Diabetes Data Analysis
Overview This project performs an in-depth analysis of diabetes data, involving data cleaning, exploratory data analysis, unsupervised learning, and machine learning model training. The goal is to identify patterns and build predictive models for diabetes diagnosis.
Features Implemented Data Cleaning- Handling missing values by replacing zeros with median values. Exploratory Data Analysis (EDA)- Correlation heatmap visualization, Dimensionality reduction using PCA, UMAP, and t-SNE. Unsupervised Learning- K-Means clustering for pattern recognition. Supervised Learning Models- Logistic Regression, Random Forest Classifier, XGBoost Classifier Model Evaluation- Accuracy computation, Cross-validation for model performance assessment. Hyperparameter Tuning- GridSearchCV for optimizing Random Forest parameters. Feature Selection- Selecting the most important features using Random Forest. Regularization Experiment- L2 Regularization applied to Logistic Regression.
Dataset The dataset used is the diabetes.csv file, which contains relevant features for diabetes prediction.
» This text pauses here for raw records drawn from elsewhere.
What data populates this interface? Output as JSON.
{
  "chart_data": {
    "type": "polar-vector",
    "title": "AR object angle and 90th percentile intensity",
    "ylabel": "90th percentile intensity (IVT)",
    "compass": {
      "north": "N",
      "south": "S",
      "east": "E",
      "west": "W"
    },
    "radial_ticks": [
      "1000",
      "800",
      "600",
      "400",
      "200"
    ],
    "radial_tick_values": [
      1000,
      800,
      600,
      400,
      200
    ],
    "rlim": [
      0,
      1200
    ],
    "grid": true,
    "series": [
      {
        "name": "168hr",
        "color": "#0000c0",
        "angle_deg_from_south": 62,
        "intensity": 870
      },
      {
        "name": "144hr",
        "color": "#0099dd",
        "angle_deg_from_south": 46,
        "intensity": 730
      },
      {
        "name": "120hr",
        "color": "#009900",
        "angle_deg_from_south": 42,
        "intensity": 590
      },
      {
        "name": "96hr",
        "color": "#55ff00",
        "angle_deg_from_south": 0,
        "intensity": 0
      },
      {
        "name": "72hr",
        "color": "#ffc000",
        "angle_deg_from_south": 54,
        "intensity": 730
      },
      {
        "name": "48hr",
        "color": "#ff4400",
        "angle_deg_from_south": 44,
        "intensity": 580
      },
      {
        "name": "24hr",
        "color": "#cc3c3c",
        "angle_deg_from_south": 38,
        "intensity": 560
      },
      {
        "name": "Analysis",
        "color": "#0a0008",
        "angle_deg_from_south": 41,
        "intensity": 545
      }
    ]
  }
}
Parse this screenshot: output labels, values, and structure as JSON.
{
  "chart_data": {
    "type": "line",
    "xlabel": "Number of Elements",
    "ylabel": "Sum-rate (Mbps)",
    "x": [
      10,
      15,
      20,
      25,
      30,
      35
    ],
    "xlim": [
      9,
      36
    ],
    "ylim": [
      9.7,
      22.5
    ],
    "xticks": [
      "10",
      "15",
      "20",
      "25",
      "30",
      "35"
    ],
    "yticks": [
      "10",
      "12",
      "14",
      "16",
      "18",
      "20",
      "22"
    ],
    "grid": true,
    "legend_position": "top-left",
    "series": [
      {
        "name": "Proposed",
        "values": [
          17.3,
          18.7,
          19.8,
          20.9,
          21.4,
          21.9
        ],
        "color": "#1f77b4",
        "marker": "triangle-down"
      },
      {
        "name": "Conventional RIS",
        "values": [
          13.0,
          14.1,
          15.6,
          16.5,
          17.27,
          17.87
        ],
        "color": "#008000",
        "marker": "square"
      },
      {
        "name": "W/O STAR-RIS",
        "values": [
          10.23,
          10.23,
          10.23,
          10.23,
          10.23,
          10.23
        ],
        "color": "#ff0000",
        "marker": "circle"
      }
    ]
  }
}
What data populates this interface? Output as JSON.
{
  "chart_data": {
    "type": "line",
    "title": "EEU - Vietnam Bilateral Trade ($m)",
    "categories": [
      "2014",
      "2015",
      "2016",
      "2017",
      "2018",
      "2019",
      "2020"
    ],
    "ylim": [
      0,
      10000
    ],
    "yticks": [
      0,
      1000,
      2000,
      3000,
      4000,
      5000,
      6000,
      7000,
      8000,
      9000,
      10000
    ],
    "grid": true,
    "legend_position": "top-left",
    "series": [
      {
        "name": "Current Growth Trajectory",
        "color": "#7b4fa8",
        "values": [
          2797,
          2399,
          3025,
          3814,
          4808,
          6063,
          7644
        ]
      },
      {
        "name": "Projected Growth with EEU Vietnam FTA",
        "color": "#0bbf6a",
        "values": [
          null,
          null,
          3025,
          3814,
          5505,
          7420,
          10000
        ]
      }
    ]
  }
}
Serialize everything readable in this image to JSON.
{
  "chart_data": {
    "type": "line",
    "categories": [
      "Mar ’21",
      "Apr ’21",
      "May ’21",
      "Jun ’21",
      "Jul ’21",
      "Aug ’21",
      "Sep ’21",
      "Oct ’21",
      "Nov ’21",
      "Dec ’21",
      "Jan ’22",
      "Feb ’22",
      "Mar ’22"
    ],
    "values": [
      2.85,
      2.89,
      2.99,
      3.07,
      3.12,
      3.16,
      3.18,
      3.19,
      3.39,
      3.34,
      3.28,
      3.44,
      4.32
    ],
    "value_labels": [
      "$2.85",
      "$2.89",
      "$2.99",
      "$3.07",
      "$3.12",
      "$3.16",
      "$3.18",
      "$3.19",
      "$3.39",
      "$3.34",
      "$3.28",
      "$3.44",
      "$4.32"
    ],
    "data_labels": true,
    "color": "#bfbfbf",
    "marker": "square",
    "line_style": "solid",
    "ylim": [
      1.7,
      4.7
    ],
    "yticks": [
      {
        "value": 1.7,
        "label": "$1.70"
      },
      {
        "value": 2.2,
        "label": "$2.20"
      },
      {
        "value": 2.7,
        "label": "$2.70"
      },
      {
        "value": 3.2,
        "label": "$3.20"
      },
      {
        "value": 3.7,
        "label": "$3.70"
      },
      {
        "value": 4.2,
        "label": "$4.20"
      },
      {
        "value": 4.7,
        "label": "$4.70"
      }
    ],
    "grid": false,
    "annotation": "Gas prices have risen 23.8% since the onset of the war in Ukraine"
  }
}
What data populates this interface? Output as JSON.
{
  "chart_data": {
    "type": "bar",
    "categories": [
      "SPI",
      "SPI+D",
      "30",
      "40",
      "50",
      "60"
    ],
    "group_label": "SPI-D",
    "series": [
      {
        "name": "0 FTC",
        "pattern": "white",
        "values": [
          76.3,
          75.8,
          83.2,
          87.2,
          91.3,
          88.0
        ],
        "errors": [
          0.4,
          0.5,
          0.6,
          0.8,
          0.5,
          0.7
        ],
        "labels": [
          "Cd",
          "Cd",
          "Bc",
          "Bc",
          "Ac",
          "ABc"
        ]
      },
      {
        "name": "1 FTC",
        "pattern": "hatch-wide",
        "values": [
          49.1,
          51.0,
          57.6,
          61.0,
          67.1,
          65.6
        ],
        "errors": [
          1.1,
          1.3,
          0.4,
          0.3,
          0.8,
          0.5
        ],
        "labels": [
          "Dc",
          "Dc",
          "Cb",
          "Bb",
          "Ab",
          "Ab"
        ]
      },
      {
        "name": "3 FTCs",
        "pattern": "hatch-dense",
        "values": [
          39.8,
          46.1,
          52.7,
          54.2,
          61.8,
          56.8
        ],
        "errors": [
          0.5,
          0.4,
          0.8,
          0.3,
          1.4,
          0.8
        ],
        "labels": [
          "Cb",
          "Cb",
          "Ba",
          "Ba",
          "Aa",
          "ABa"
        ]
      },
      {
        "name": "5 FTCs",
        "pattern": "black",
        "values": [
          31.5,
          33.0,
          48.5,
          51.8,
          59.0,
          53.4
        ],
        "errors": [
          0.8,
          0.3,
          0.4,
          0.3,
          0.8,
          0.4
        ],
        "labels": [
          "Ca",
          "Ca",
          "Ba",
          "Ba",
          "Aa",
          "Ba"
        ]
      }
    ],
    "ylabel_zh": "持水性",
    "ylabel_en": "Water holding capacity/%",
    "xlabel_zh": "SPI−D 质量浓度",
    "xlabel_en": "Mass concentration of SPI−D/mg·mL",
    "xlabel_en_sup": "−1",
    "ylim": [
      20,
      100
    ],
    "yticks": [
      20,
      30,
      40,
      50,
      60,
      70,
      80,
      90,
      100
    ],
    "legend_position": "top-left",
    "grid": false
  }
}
Installation and Requirements
Dependencies: Ensure you have the following Python libraries installed: pip install pandas numpy seaborn matplotlib scikit-learn umap-learn xgboost
How to Run Place diabetes.csv in the appropriate directory. Run the Python script to execute the analysis: python diabetes_analysis.py
Results Logistic Regression Accuracy: 76.62% Random Forest Accuracy: 76.62% XGBoost Accuracy: 73.38% Optimized Random Forest CV Accuracy: 78.02% Feature Selection Improved Accuracy: 74.68% Regularized Logistic Regression Accuracy: 76.62%
Future Improvements Experiment with additional feature engineering techniques. Try deep learning models for better prediction accuracy. Expand the dataset with external medical records for improved insights.